2023: The year of Emefiele

2023: The year of Emefiele

FESTUS ERIYE FROM THE NATION

Two of Nigeria’s leading newspapers – The Nation and Leadership – just chose President Bola Ahmed Tinubu as Person of the Year for 2023. In the tradition pioneered by the American news magazine Time in 1927, this award goes to “a person, a group, idea, or object that “for better or for worse… has done the most to influence the events of the year.”

In most election years in the United States, whoever is elected president becomes the magazine’s Person of the Year. So, Tinubu’s selection by the aforementioned newspapers reflects the traditional pattern.

But well before his election in February and inauguration on May 29, there was a powerful individual whose actions had the potential to influence the outcome of the general elections and impact the economic wellbeing of millions of Nigerians. His name is Godwin Emefiele, former governor of the Central Bank of Nigeria (CBN).

There are different ways to measure how much progress a country is making. You could look at the GDP, how many people are living below the poverty line, literacy level, state of public infrastructure and so on.

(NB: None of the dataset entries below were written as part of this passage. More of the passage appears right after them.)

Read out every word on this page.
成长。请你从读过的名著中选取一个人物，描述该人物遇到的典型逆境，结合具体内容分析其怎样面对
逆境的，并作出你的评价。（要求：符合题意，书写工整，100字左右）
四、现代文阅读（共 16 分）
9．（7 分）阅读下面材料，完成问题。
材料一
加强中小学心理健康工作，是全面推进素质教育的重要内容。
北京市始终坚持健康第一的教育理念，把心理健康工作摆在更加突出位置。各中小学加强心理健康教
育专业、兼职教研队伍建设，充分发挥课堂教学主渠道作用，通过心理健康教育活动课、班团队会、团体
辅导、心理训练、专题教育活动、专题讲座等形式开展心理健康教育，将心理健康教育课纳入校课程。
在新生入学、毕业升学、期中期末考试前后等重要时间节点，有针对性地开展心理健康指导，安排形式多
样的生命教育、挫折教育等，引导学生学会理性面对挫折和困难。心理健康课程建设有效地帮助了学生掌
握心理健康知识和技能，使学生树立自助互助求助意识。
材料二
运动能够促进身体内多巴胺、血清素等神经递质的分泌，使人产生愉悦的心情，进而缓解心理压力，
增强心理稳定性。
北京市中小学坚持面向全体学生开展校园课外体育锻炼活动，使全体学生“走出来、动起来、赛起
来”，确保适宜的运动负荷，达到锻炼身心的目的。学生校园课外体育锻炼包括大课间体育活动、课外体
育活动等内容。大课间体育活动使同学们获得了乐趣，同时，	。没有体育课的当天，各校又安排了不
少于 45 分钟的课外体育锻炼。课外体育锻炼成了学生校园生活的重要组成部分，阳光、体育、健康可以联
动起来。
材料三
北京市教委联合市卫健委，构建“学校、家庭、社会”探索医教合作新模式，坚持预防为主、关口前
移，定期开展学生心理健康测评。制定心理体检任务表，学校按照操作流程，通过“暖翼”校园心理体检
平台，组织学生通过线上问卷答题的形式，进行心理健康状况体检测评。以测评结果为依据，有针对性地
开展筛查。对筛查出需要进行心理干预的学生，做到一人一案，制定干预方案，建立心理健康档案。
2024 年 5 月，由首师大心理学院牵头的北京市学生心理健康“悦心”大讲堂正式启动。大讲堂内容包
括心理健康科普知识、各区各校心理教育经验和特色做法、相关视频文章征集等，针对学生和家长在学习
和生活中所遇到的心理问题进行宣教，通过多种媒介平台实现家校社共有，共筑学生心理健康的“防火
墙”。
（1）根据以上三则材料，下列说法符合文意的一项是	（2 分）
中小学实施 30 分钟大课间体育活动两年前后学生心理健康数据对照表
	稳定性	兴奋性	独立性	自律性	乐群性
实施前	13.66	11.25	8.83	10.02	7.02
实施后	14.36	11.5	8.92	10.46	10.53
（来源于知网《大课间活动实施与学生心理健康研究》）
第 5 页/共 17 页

Another way is to examine the conduct of people in public office. This is especially important given our history that speaks largely of incompetence, mismanagement and corruption. Emefiele’s actions earlier this year exemplified much that is wrong Nigeria – impunity and decay of institutions.

Late in 2022, the CBN served notice that it would introduce new designs for certain naira denominations and set a date in January 2023 for which this task must be accomplished. The initial excuse for the action was that the bulk of the nation’s cash was floating outside the system. The swap was supposed to vacuum all of that money back into bank vaults.

But as we would all soon learn there was more to it than economics. In reality, it was a move designed to frustrate certain political figures who the then administration felt had stockpiled an unbelievable amount of naira for vote-buying.

While the desire of having an electoral process that wasn’t compromised by cash was laudable, the currency swap was not only ill-timed, its execution was disastrous. There was a stampede to returned old notes with very few new ones to replace them.

ATM’s were empty; banking halls became battles zones. We were told to go cashless using online transfers. The problem was most banks lacked the infrastructure to support this. It was the perfect Nigerian nightmare produced and directed by Emefiele.

If the fallout from the naira redesign fiasco was just about inconvenience, it would have been pardonable. There were more deadly consequences. People actually died as result of inability to access cash for treatment of their loved ones. Many small businesses shut down and as of today no one really knows how much was lost to this hare-brained scheme.

Such was the degree of suffering that at its height, Professor Wole Soyinka, accused the former CBN governor of crimes against humanity. Speaking on Channels Television, he blamed then President Muhammadu Buhari for enabling him.

“Emefiele has committed a crime against humanity, over and beyond even any electoral mago mago (foul play),” Soyinka said.

“He struck at the heart of the subsisting survival principles, minimal needs and entitlements of the ordinary people in the street.

“Don’t bully me. Don’t take my voice away. Don’t take my economic potential away, my economical entitlements. Don’t throw me on the mercy of sadists like Emefiele.”